Jakarta — Menteri Hak Asasi Manusia (HAM) Natalius Pigai mengutuk keras aksi penyiraman air keras yang menimpa Wakil Koordinator Komisi untuk Orang Hilang dan Korban Tindak Kekerasan, Andrie Yunus.
Peristiwa tersebut terjadi setelah Andrie selesai mengikuti kegiatan perekaman podcast di kantor Yayasan Lembaga Bantuan Hukum Indonesia di Jakarta.

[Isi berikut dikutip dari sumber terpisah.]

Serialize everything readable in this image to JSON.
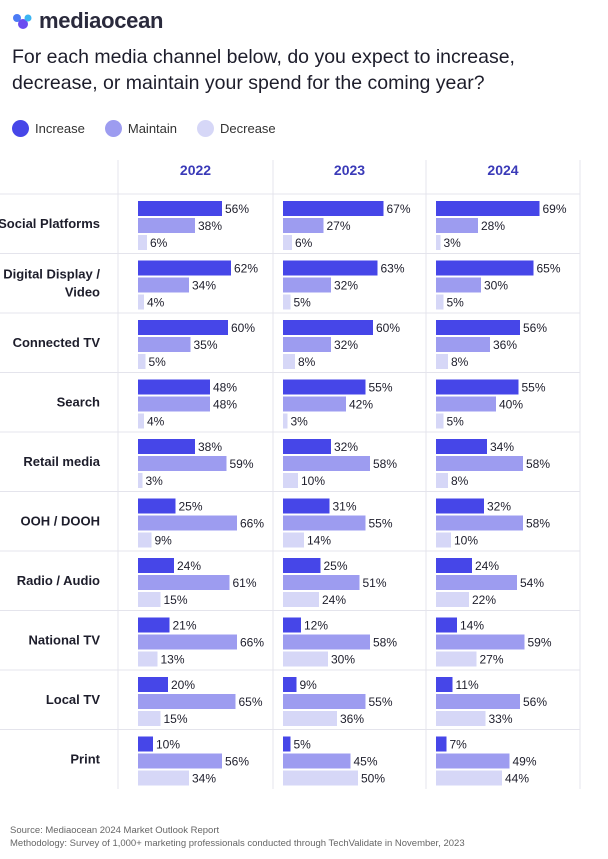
{
  "brand": {
    "name": "mediaocean"
  },
  "headline": "For each media channel below, do you expect to increase, decrease, or maintain your spend for the coming year?",
  "colors": {
    "increase": "#4646e8",
    "maintain": "#9d9cf0",
    "decrease": "#d6d7f7",
    "year_header": "#3a3ab8",
    "grid": "#e4e4ec"
  },
  "legend": [
    {
      "label": "Increase",
      "color": "#4646e8"
    },
    {
      "label": "Maintain",
      "color": "#9d9cf0"
    },
    {
      "label": "Decrease",
      "color": "#d6d7f7"
    }
  ],
  "chart_data": {
    "type": "bar",
    "orientation": "horizontal",
    "unit": "%",
    "years": [
      "2022",
      "2023",
      "2024"
    ],
    "series_names": [
      "Increase",
      "Maintain",
      "Decrease"
    ],
    "categories": [
      "Social Platforms",
      "Digital Display / Video",
      "Connected TV",
      "Search",
      "Retail media",
      "OOH / DOOH",
      "Radio / Audio",
      "National TV",
      "Local TV",
      "Print"
    ],
    "category_lines": [
      [
        "Social Platforms"
      ],
      [
        "Digital Display /",
        "Video"
      ],
      [
        "Connected TV"
      ],
      [
        "Search"
      ],
      [
        "Retail media"
      ],
      [
        "OOH / DOOH"
      ],
      [
        "Radio / Audio"
      ],
      [
        "National TV"
      ],
      [
        "Local TV"
      ],
      [
        "Print"
      ]
    ],
    "values": {
      "2022": {
        "Increase": [
          56,
          62,
          60,
          48,
          38,
          25,
          24,
          21,
          20,
          10
        ],
        "Maintain": [
          38,
          34,
          35,
          48,
          59,
          66,
          61,
          66,
          65,
          56
        ],
        "Decrease": [
          6,
          4,
          5,
          4,
          3,
          9,
          15,
          13,
          15,
          34
        ]
      },
      "2023": {
        "Increase": [
          67,
          63,
          60,
          55,
          32,
          31,
          25,
          12,
          9,
          5
        ],
        "Maintain": [
          27,
          32,
          32,
          42,
          58,
          55,
          51,
          58,
          55,
          45
        ],
        "Decrease": [
          6,
          5,
          8,
          3,
          10,
          14,
          24,
          30,
          36,
          50
        ]
      },
      "2024": {
        "Increase": [
          69,
          65,
          56,
          55,
          34,
          32,
          24,
          14,
          11,
          7
        ],
        "Maintain": [
          28,
          30,
          36,
          40,
          58,
          58,
          54,
          59,
          56,
          49
        ],
        "Decrease": [
          3,
          5,
          8,
          5,
          8,
          10,
          22,
          27,
          33,
          44
        ]
      }
    }
  },
  "footer": {
    "source": "Source: Mediaocean 2024 Market Outlook Report",
    "methodology": "Methodology: Survey of 1,000+ marketing professionals conducted through TechValidate in November, 2023"
  }
}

Akibat kejadian itu, korban dilaporkan mengalami luka bakar pada sejumlah bagian tubuh dan saat ini tengah menjalani perawatan medis.
Pigai menegaskan tindakan kekerasan dalam bentuk apa pun tidak dapat dibenarkan dan harus ditindak secara tegas melalui proses hukum yang objektif.
Saya sebagai Menteri HAM mengutuk keras penyiraman air keras tersebut. Saya meminta aparat kepolisian untuk segera mencari pelaku dan mengusut tuntas apa motif di balik kejadian ini, serta memastikan pelaku diproses hukum secara objektif agar rasa keadilan bagi korban dapat terwujud,” kata Pigai dalam keterangan tertulis, Selasa (17/3).
Ia menegaskan negara memiliki kewajiban melindungi setiap warga negara dari berbagai bentuk kekerasan maupun tindakan yang mengancam keselamatan dan kehormatan individu.
Negara melarang segala bentuk kekerasan atau tindakan yang bertentangan dengan hukum yang menyerang individu atau kehormatan warga negara,” ujarnya.
Pigai juga menilai respons cepat dari aparat penegak hukum sangat diperlukan untuk mengungkap pelaku serta motif di balik peristiwa tersebut.
Menurutnya, proses penegakan hukum harus dilakukan secara transparan dan akuntabel agar memberikan kepastian hukum bagi korban.
Kementerian HAM berharap aparat kepolisian dapat segera mengungkap pelaku dan motif dalam kasus tersebut sehingga perlindungan terhadap hak asasi manusia dapat ditegakkan bagi seluruh warga negara.